Wandeling rond het ‘geurende’ Biezenmortel!

13 november 2018 - Gorinchem, Nederland

We scheuren over het Brabantse platteland naar het dorp Biezenmortel. De lucht is strakblauw en we hebben er zin in om een fikse wandeling te maken. We kiezen het hazepad en lopen het Landpark Assisië in. Landpark Assisië is een bijzondere buitenplaats. Hier wonen en werken ruim 200 mensen met een verstandelijke beperking. In 1904 startte het toenmalige Huize Assisië de zorg voor mannelijke gehandicapten.

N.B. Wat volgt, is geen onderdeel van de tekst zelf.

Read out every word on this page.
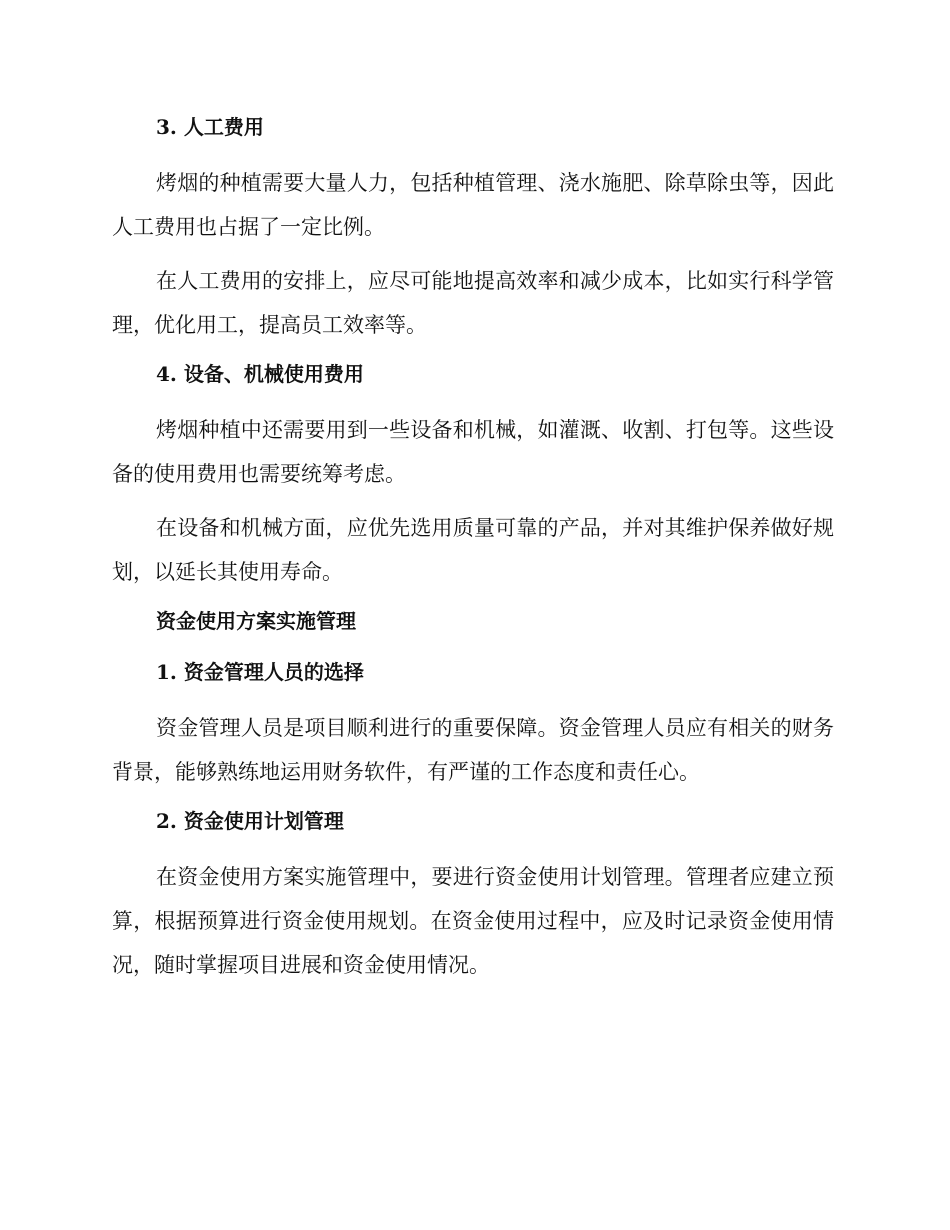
3. 人工费用

烤烟的种植需要大量人力，包括种植管理、浇水施肥、除草除虫等，因此人工费用也占据了一定比例。

在人工费用的安排上，应尽可能地提高效率和减少成本，比如实行科学管理，优化用工，提高员工效率等。

4. 设备、机械使用费用

烤烟种植中还需要用到一些设备和机械，如灌溉、收割、打包等。这些设备的使用费用也需要统筹考虑。

在设备和机械方面，应优先选用质量可靠的产品，并对其维护保养做好规划，以延长其使用寿命。

资金使用方案实施管理
1. 资金管理人员的选择

资金管理人员是项目顺利进行的重要保障。资金管理人员应有相关的财务背景，能够熟练地运用财务软件，有严谨的工作态度和责任心。

2. 资金使用计划管理

在资金使用方案实施管理中，要进行资金使用计划管理。管理者应建立预算，根据预算进行资金使用规划。在资金使用过程中，应及时记录资金使用情况，随时掌握项目进展和资金使用情况。
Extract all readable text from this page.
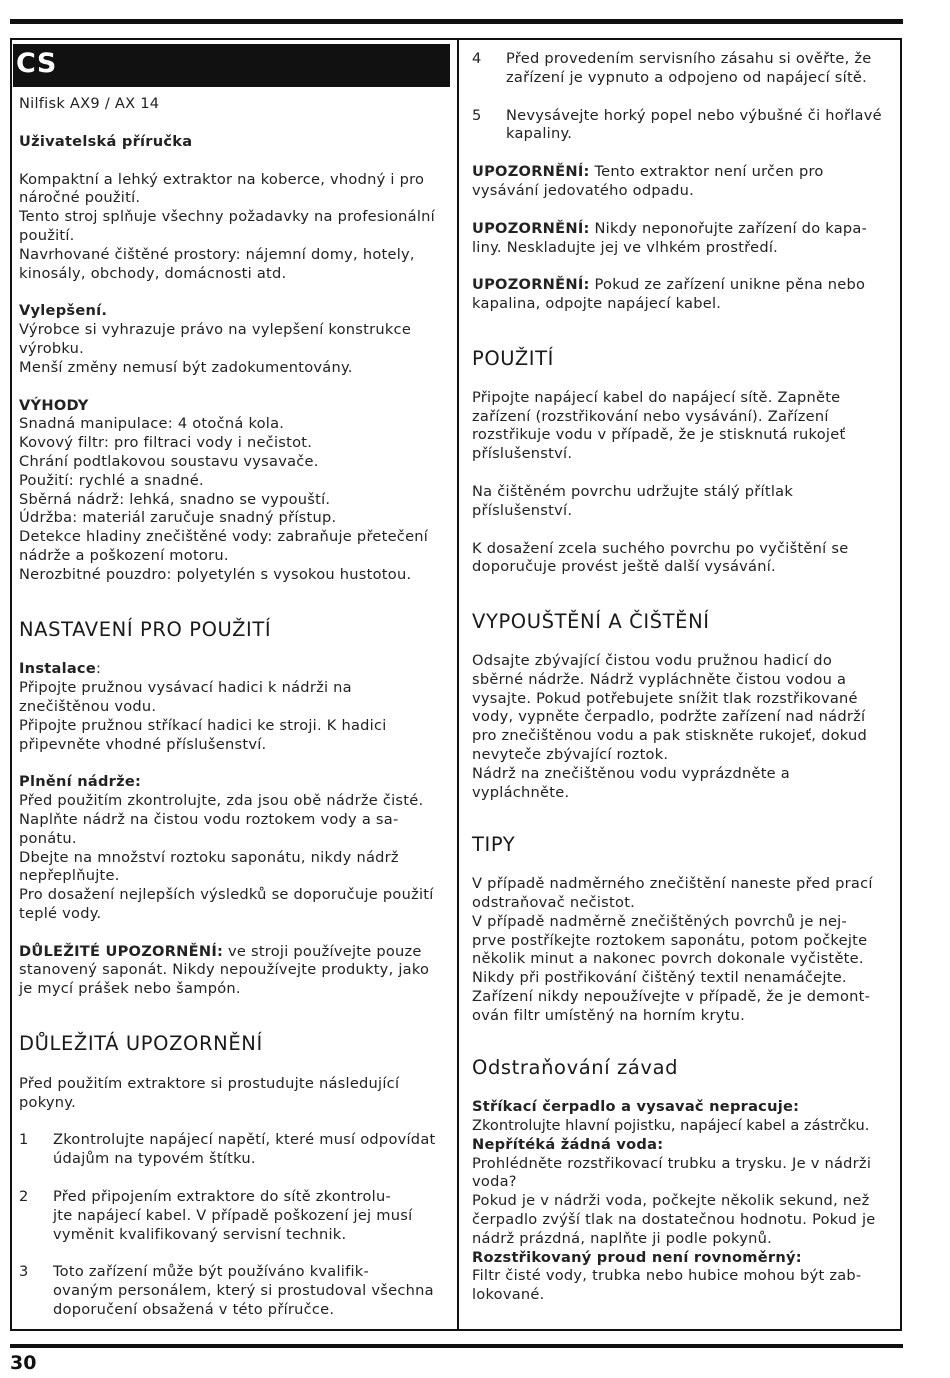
CS

Nilfisk AX9 / AX 14

Uživatelská příručka

Kompaktní a lehký extraktor na koberce, vhodný i pro
náročné použití.
Tento stroj splňuje všechny požadavky na profesionální
použití.
Navrhované čištěné prostory: nájemní domy, hotely,
kinosály, obchody, domácnosti atd.
Vylepšení.
Výrobce si vyhrazuje právo na vylepšení konstrukce
výrobku.
Menší změny nemusí být zadokumentovány.
VÝHODY
Snadná manipulace: 4 otočná kola.
Kovový filtr: pro filtraci vody i nečistot.
Chrání podtlakovou soustavu vysavače.
Použití: rychlé a snadné.
Sběrná nádrž: lehká, snadno se vypouští.
Údržba: materiál zaručuje snadný přístup.
Detekce hladiny znečištěné vody: zabraňuje přetečení
nádrže a poškození motoru.
Nerozbitné pouzdro: polyetylén s vysokou hustotou.
NASTAVENÍ PRO POUŽITÍ
Instalace:
Připojte pružnou vysávací hadici k nádrži na
znečištěnou vodu.
Připojte pružnou stříkací hadici ke stroji. K hadici
připevněte vhodné příslušenství.
Plnění nádrže:
Před použitím zkontrolujte, zda jsou obě nádrže čisté.
Naplňte nádrž na čistou vodu roztokem vody a sa-
ponátu.
Dbejte na množství roztoku saponátu, nikdy nádrž
nepřeplňujte.
Pro dosažení nejlepších výsledků se doporučuje použití
teplé vody.
DŮLEŽITÉ UPOZORNĚNÍ: ve stroji používejte pouze
stanovený saponát. Nikdy nepoužívejte produkty, jako
je mycí prášek nebo šampón.
DŮLEŽITÁ UPOZORNĚNÍ
Před použitím extraktore si prostudujte následující
pokyny.
1	Zkontrolujte napájecí napětí, které musí odpovídat
údajům na typovém štítku.
2	Před připojením extraktore do sítě zkontrolu-
jte napájecí kabel. V případě poškození jej musí
vyměnit kvalifikovaný servisní technik.
3	Toto zařízení může být používáno kvalifik-
ovaným personálem, který si prostudoval všechna
doporučení obsažená v této příručce.
4	Před provedením servisního zásahu si ověřte, že
zařízení je vypnuto a odpojeno od napájecí sítě.
5	Nevysávejte horký popel nebo výbušné či hořlavé
kapaliny.
UPOZORNĚNÍ: Tento extraktor není určen pro
vysávání jedovatého odpadu.
UPOZORNĚNÍ: Nikdy neponořujte zařízení do kapa-
liny. Neskladujte jej ve vlhkém prostředí.
UPOZORNĚNÍ: Pokud ze zařízení unikne pěna nebo
kapalina, odpojte napájecí kabel.
POUŽITÍ
Připojte napájecí kabel do napájecí sítě. Zapněte
zařízení (rozstřikování nebo vysávání). Zařízení
rozstřikuje vodu v případě, že je stisknutá rukojeť
příslušenství.
Na čištěném povrchu udržujte stálý přítlak
příslušenství.
K dosažení zcela suchého povrchu po vyčištění se
doporučuje provést ještě další vysávání.
VYPOUŠTĚNÍ A ČIŠTĚNÍ
Odsajte zbývající čistou vodu pružnou hadicí do
sběrné nádrže. Nádrž vypláchněte čistou vodou a
vysajte. Pokud potřebujete snížit tlak rozstřikované
vody, vypněte čerpadlo, podržte zařízení nad nádrží
pro znečištěnou vodu a pak stiskněte rukojeť, dokud
nevyteče zbývající roztok.
Nádrž na znečištěnou vodu vyprázdněte a
vypláchněte.
TIPY
V případě nadměrného znečištění naneste před prací
odstraňovač nečistot.
V případě nadměrně znečištěných povrchů je nej-
prve postříkejte roztokem saponátu, potom počkejte
několik minut a nakonec povrch dokonale vyčistěte.
Nikdy při postřikování čištěný textil nenamáčejte.
Zařízení nikdy nepoužívejte v případě, že je demont-
ován filtr umístěný na horním krytu.
Odstraňování závad
Stříkací čerpadlo a vysavač nepracuje:
Zkontrolujte hlavní pojistku, napájecí kabel a zástrčku.
Nepřítéká žádná voda:
Prohlédněte rozstřikovací trubku a trysku. Je v nádrži
voda?
Pokud je v nádrži voda, počkejte několik sekund, než
čerpadlo zvýší tlak na dostatečnou hodnotu. Pokud je
nádrž prázdná, naplňte ji podle pokynů.
Rozstřikovaný proud není rovnoměrný:
Filtr čisté vody, trubka nebo hubice mohou být zab-
lokované.
30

De Broeders Penitenten startten dit initiatief. Naast het beschermen en verzorgen gingen de broeders ook opvoeden en onderwijzen. Meester Christ was het eerste hoofd van de school. Hij was de grote voorman van het BLO onderwijs. Hierdoor konden ook mensen met een verstandelijke beperking gaan leren.

We worden overdonderd door prachtige herfstkleuren en een zogenaamde bomenkring. Apart! Nog napratend lopen we het park uit, maar worden we plotsklaps getroffen door een verschrikkelijke meur. Help! Moederlief heeft helaas geen wasknijpers in haar overlevingskit. Pffffff. Wat een stank, zijn ze aan het gieren of zo? Ondertussen lopen we over een prachtig pad langs de weilanden en mooie bomen. Vleeskoeien kijken ons kauwend na. We komen bij een boom en daar roept een eenzame kabouter om hulp.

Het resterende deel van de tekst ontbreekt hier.